Apr 19, 2020 - Health

Nursing homes must now report all coronavirus cases

Seema Verma, administrator of the Centers for Medicare and Medicaid Services, speaks at the daily coronavirus briefing at the White House on April 19

Seema Verma during the coronavirus briefing at the White House on Sunday. Photo: Tasos Katopodis/Getty Images

Nursing homes are now required to report all novel coronavirus cases directly to the CDC, and families and patients at the facilities must also be informed, Centers for Medicare & Medicaid Services administrator Seema Verma said Sunday.

Why it matters: Except for inpatient health care settings, the largest amount of COVID-19 deaths the CDC has recorded has been in nursing homes and long-term care facilities. Thousands of residents have died of the virus in long-term care facilities; however, the agency had not previously formally tracked the number of cases inside the homes.

  • A summary of the directive states that failure to report cases of residents or staff who have confirmed COVID-19 or who are under investigation for the virus "could result in an enforcement action."

Details: "As we reopen the United States, our surveillance effort around the COVID virus will also begin in nursing homes," Verma said at the daily White House coronavirus briefing.

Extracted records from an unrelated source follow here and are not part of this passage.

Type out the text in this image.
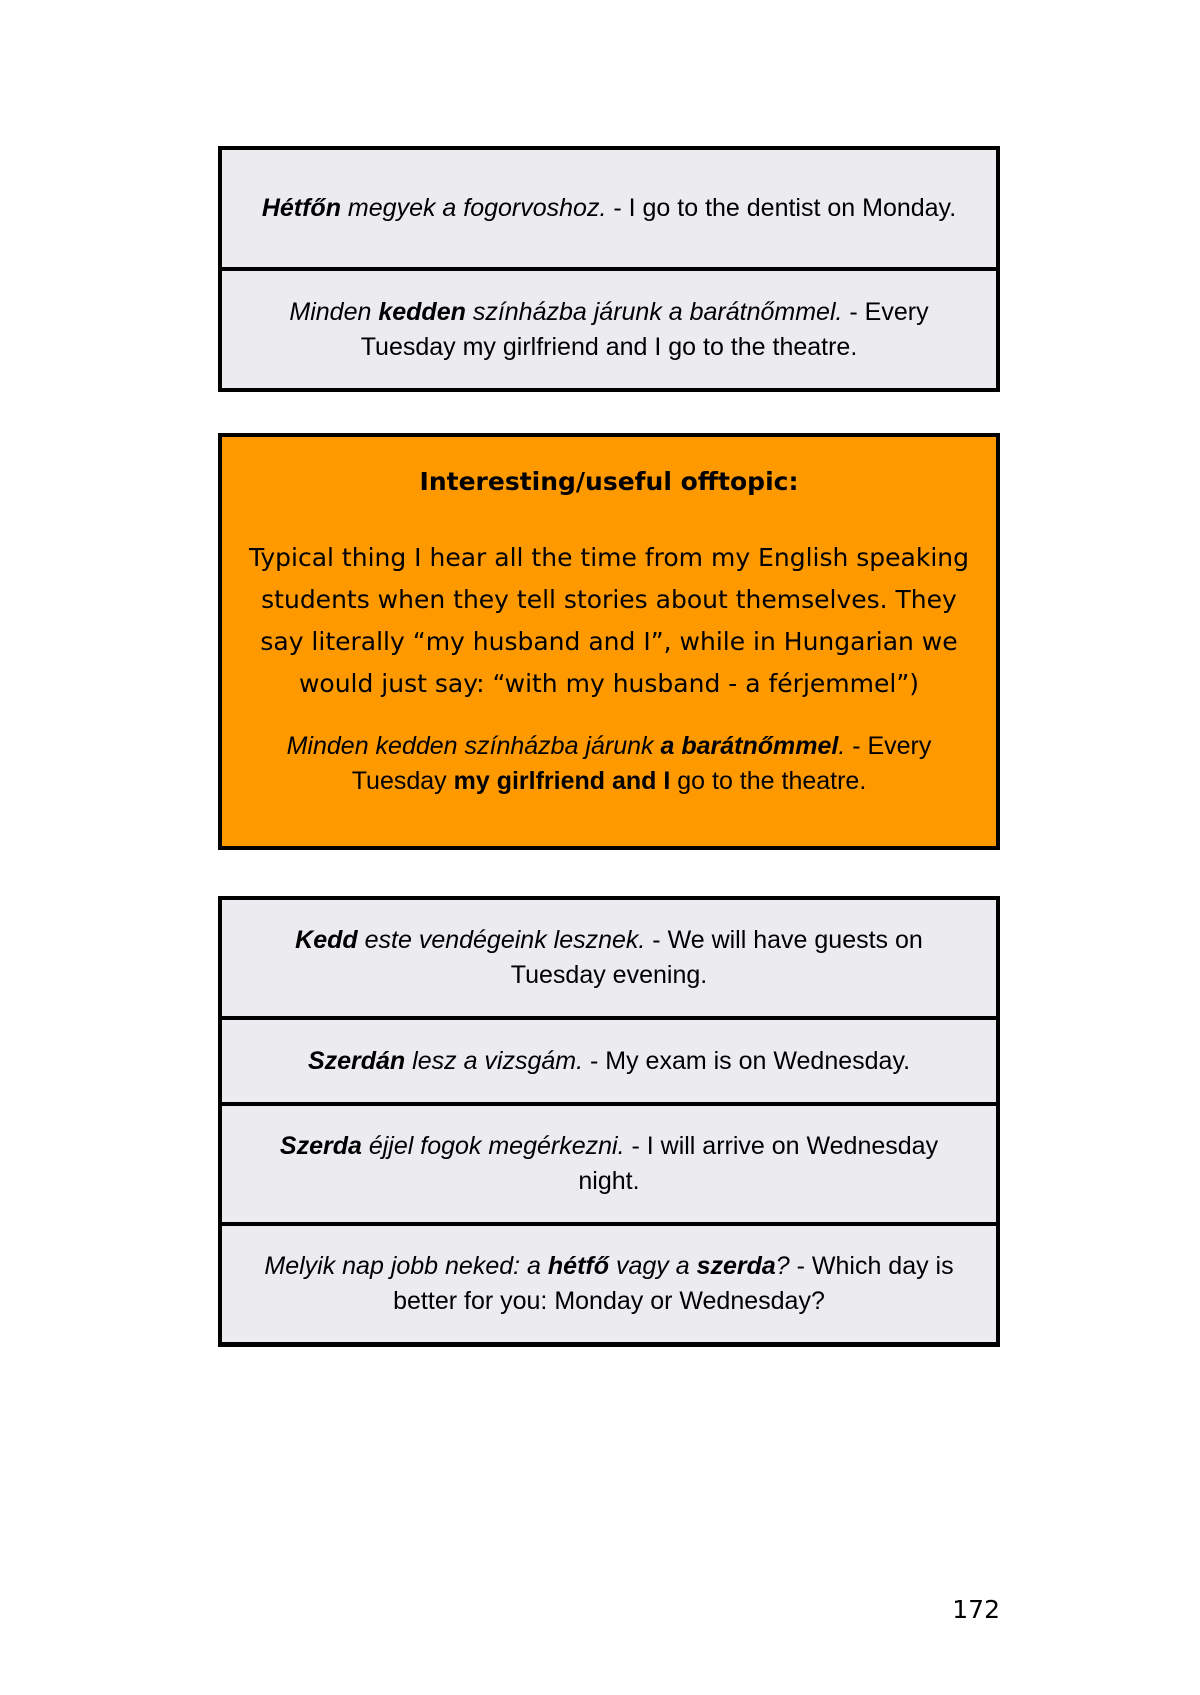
Hétfőn megyek a fogorvoshoz. - I go to the dentist on Monday.

Minden kedden színházba járunk a barátnőmmel. - Every Tuesday my girlfriend and I go to the theatre.

Interesting/useful offtopic:

Typical thing I hear all the time from my English speaking students when they tell stories about themselves. They say literally “my husband and I”, while in Hungarian we would just say: “with my husband - a férjemmel”)

Minden kedden színházba járunk a barátnőmmel. - Every Tuesday my girlfriend and I go to the theatre.

Kedd este vendégeink lesznek. - We will have guests on Tuesday evening.

Szerdán lesz a vizsgám. - My exam is on Wednesday.

Szerda éjjel fogok megérkezni. - I will arrive on Wednesday night.

Melyik nap jobb neked: a hétfő vagy a szerda? - Which day is better for you: Monday or Wednesday?

172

  • She said the move would support the CDC's efforts to have "surveillance around the country and to support efforts around contact tracing" in the facilities.
"It's important that parents and their families have the information that they need, and they need to understand what’s going on in the nursing homes."

The big picture: Analysis by the New York Times shows the 10 deadliest coronavirus clusters in the U.S. have been in nursing homes, including at least 43 who died in the Life Care Center in Washington state — one of the country's earliest outbreaks.

  • New York Gov. Andrew Cuomo called nursing homes on Saturday the "feeding frenzy for this virus," noting that they're "privately run facilities, for the most part."
  • More than 1,100 residents of nursing homes and adult care facilities in New York have died of COVID-19 as of Wednesday, per the state's Health Department.

Of note: New York City's health department is including in its statistics the "probable deaths" of patients with COVID-19 listed on their death certificate who did not test positive for the virus.